Historically, researchers haven’t thought about the process of looking for hard problems as a search problem that could itself be analyzed mathematically. Papadimitriou’s approach, which grouped that process with other search problems connected to the empty-pigeonhole principle, had a self-referential flavor characteristic of much recent work in complexity theory — it offered a new way to reason about the difficulty of proving computational difficulty.
“You’re analyzing the task of complexity theory using complexity theory,” said Oliver Korten, a researcher at Columbia.

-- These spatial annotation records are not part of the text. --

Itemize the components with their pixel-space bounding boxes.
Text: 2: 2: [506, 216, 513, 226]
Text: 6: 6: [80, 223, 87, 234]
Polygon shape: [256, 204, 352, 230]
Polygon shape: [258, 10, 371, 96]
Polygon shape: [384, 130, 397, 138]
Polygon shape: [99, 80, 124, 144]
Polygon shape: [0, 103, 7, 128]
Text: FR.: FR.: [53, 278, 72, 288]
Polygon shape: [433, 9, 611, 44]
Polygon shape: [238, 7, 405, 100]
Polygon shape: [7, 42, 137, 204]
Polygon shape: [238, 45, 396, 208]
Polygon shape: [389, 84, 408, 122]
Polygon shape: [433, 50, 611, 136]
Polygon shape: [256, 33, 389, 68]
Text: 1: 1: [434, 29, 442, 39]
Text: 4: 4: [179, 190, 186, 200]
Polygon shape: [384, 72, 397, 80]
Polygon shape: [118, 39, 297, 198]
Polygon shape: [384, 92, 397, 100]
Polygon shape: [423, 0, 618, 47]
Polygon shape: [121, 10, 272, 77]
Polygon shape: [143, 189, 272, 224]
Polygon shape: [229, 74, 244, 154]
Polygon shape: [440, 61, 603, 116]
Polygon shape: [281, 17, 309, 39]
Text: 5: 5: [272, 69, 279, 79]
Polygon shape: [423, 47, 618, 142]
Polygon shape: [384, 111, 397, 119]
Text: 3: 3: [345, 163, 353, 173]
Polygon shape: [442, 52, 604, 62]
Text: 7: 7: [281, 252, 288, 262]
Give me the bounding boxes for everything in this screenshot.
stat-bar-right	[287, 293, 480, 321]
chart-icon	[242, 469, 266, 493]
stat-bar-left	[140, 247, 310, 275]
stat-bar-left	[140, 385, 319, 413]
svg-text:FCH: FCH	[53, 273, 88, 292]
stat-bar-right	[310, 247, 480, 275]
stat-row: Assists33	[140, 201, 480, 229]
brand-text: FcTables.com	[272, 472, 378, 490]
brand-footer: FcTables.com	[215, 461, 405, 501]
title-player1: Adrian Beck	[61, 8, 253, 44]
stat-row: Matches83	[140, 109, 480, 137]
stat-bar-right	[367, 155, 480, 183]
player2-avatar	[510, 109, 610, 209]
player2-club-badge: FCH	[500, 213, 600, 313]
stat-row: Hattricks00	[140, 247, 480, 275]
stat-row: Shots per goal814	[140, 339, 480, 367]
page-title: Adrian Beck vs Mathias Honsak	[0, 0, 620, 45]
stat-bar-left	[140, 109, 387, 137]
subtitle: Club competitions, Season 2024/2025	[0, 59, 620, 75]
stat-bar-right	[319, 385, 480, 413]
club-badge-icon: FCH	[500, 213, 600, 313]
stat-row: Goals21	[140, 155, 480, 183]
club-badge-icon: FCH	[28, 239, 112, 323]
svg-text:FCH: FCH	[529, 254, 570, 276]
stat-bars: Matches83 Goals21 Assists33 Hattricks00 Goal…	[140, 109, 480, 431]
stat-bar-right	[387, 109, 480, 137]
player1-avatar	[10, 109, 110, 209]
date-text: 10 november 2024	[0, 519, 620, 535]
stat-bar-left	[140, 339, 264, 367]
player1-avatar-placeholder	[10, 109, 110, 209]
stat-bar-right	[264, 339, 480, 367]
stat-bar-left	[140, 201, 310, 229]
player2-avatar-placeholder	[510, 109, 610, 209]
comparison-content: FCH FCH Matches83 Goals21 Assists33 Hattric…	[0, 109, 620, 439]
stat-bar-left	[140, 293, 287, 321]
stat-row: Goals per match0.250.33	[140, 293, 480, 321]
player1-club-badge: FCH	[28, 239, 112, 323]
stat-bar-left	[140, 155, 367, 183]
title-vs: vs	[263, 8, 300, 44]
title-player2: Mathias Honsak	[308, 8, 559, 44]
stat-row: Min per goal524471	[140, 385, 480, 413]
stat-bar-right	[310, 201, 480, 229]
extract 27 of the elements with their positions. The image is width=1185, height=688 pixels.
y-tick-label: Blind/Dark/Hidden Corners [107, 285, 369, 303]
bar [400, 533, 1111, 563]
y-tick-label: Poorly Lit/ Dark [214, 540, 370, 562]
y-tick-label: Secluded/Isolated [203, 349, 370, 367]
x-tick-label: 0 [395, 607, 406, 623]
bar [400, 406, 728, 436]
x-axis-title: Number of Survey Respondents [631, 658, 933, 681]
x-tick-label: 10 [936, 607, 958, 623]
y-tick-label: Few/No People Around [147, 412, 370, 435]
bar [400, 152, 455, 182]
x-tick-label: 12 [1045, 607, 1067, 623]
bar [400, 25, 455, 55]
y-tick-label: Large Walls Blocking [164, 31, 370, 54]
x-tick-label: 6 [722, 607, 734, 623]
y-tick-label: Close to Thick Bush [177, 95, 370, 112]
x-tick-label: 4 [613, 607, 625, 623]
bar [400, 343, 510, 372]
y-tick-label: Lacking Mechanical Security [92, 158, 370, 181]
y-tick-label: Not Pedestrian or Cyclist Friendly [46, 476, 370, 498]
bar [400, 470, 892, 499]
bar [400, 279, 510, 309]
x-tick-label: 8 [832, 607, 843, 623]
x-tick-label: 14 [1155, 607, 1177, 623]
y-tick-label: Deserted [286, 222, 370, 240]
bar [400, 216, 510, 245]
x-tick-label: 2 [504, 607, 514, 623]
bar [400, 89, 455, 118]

Korten was the prospective student with whom Papadimitriou had discussed the empty-pigeonhole principle right before the pandemic. He came to Columbia to work with Papadimitriou, and in his first year of grad school he proved that the search for hard computational problems was intimately linked to all other problems in APEPP. In a specific mathematical sense, any progress on this one problem will automatically translate into progress on a host of others that computer scientists and mathematicians have long studied, such as the search for networks that lack simple substructure.
Korten’s paper immediately attracted attention from other researchers. “I was quite surprised when I saw it,” said Rahul Santhanam, a complexity theorist at the University of Oxford. “It’s incredibly exciting.” He and others have since built on Korten’s breakthrough to prove a flurry of new results about connections between computational difficulty and randomness.
“There is amazing richness to this,” Papadimitriou said. “It goes to the bone of important problems in complexity.”